Lisbon referendum dilemma

The constitutional setting and the political forces vary between the different EU member states, but at the level of principles, governments, legislators and citizens have cause for thought. Even if one’s own country would be on a clear path to parliamentary ratification of the Lisbon treaty, what happens in the other countries is a common concern.

Just as a majority of all car drivers think that they are better than the majority, it is nearly self-evident that citizens are ready to relieve their elected representatives of the burden to decide, if anyone arranges an opinion poll to find out ‘what the people think’. Thus, there is always some mileage to be got out of demanding a referendum for a politician out of government, especially if he is unlikely to be voted into office in the near future.

The Treaty of Lisbon is no different in this respect from purely domestic issues, but it highlights the discrepancy between a domestic debate and consequences for the rest of the European Union.

The conflicting pressures are most acutely felt in countries where the political leaders promised a referendum on the Treaty establishing a Constitution for Europe.

The similarities between the Constitutional Treaty and the watered down Lisbon Treaty are obvious, but they have been in the public domain since the June IGC 2007 mandate. No surprise there.

Referendum is a stickier matter, in my opinion. It was not prudent for governments to get carried away by promising referendums in the first place. Despite its name, the ‘Constitution’ was, despite its pompous name, first and foremost an exercise in improved internal decision making in an enlarged Union. As a by-product, the different layers of previous treaty reform would have been tidied up and presented in an overly long, but fairly readable form.

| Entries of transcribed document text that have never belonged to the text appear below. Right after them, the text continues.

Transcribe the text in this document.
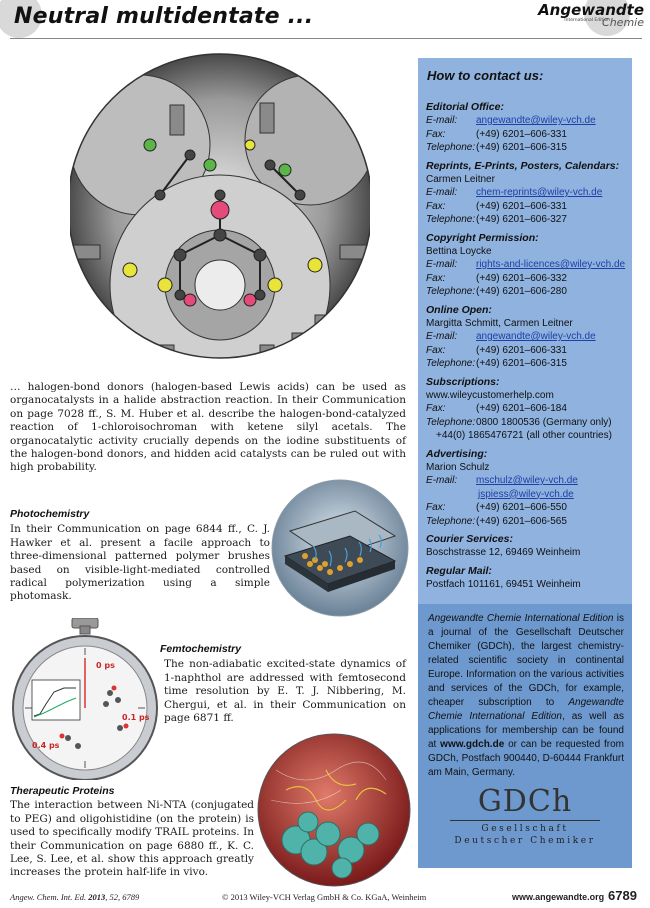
Neutral multidentate ...	Angewandte
International Edition
Chemie
… halogen-bond donors (halogen-based Lewis acids) can be used as organocatalysts in a halide abstraction reaction. In their Communication on page 7028 ff., S. M. Huber et al. describe the halogen-bond-catalyzed reaction of 1-chloroisochroman with ketene silyl acetals. The organocatalytic activity crucially depends on the iodine substituents of the halogen-bond donors, and hidden acid catalysts can be ruled out with high probability.
Photochemistry
In their Communication on page 6844 ff., C. J. Hawker et al. present a facile approach to three-dimensional patterned polymer brushes based on visible-light-mediated controlled radical polymerization using a simple photomask.
0 ps
0.1 ps
0.4 ps
Femtochemistry
The non-adiabatic excited-state dynamics of 1-naphthol are addressed with femtosecond time resolution by E. T. J. Nibbering, M. Chergui, et al. in their Communication on page 6871 ff.
Therapeutic Proteins
The interaction between Ni-NTA (conjugated to PEG) and oligohistidine (on the protein) is used to specifically modify TRAIL proteins. In their Communication on page 6880 ff., K. C. Lee, S. Lee, et al. show this approach greatly increases the protein half-life in vivo.
How to contact us:
Editorial Office:
E-mail: angewandte@wiley-vch.de
Fax:	(+49) 6201–606-331
Telephone:(+49) 6201–606-315
Reprints, E-Prints, Posters, Calendars:
Carmen Leitner
E-mail: chem-reprints@wiley-vch.de
Fax:	(+49) 6201–606-331
Telephone:(+49) 6201–606-327
Copyright Permission:
Bettina Loycke
E-mail: rights-and-licences@wiley-vch.de
Fax:	(+49) 6201–606-332
Telephone:(+49) 6201–606-280
Online Open:
Margitta Schmitt, Carmen Leitner
E-mail: angewandte@wiley-vch.de
Fax:	(+49) 6201–606-331
Telephone:(+49) 6201–606-315
Subscriptions:
www.wileycustomerhelp.com
Fax:	(+49) 6201–606-184
Telephone:0800 1800536 (Germany only)
+44(0) 1865476721 (all other countries)
Advertising:
Marion Schulz
E-mail: mschulz@wiley-vch.de
jspiess@wiley-vch.de
Fax:	(+49) 6201–606-550
Telephone:(+49) 6201–606-565
Courier Services:
Boschstrasse 12, 69469 Weinheim
Regular Mail:
Postfach 101161, 69451 Weinheim
Angewandte Chemie International Edition is a journal of the Gesellschaft Deutscher Chemiker (GDCh), the largest chemistry-related scientific society in continental Europe. Information on the various activities and services of the GDCh, for example, cheaper subscription to Angewandte Chemie International Edition, as well as applications for membership can be found at www.gdch.de or can be requested from GDCh, Postfach 900440, D-60444 Frankfurt am Main, Germany.
GDCh
Gesellschaft
Deutscher Chemiker
Angew. Chem. Int. Ed. 2013, 52, 6789	© 2013 Wiley-VCH Verlag GmbH & Co. KGaA, Weinheim	www.angewandte.org 6789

But after promising, the weaknesses of the EU's treaty basis, which should have been evident, have been more widely understood: Unanimity between governments and then separate majorities (often qualified) in national parliaments (perhaps different chambers) is hard enough in a Union with 27 members, given the vagaries of politics. If national referendums were the norm, separate majorities in all 27 of them would be an additional hurdle, almost guaranteed to wreck any attempt.

Thus, there is an ethical and a practical dilemma. What should a national leader do, given the outcome for the EU as a whole:

Honour stupid promises and accept permanent deadlock?

Ram through an 'elitist' Constitutional Treaty minus?

Found a new Union (perhaps for a smaller number of members) based on the EU citizens, with a real democratic Constitution?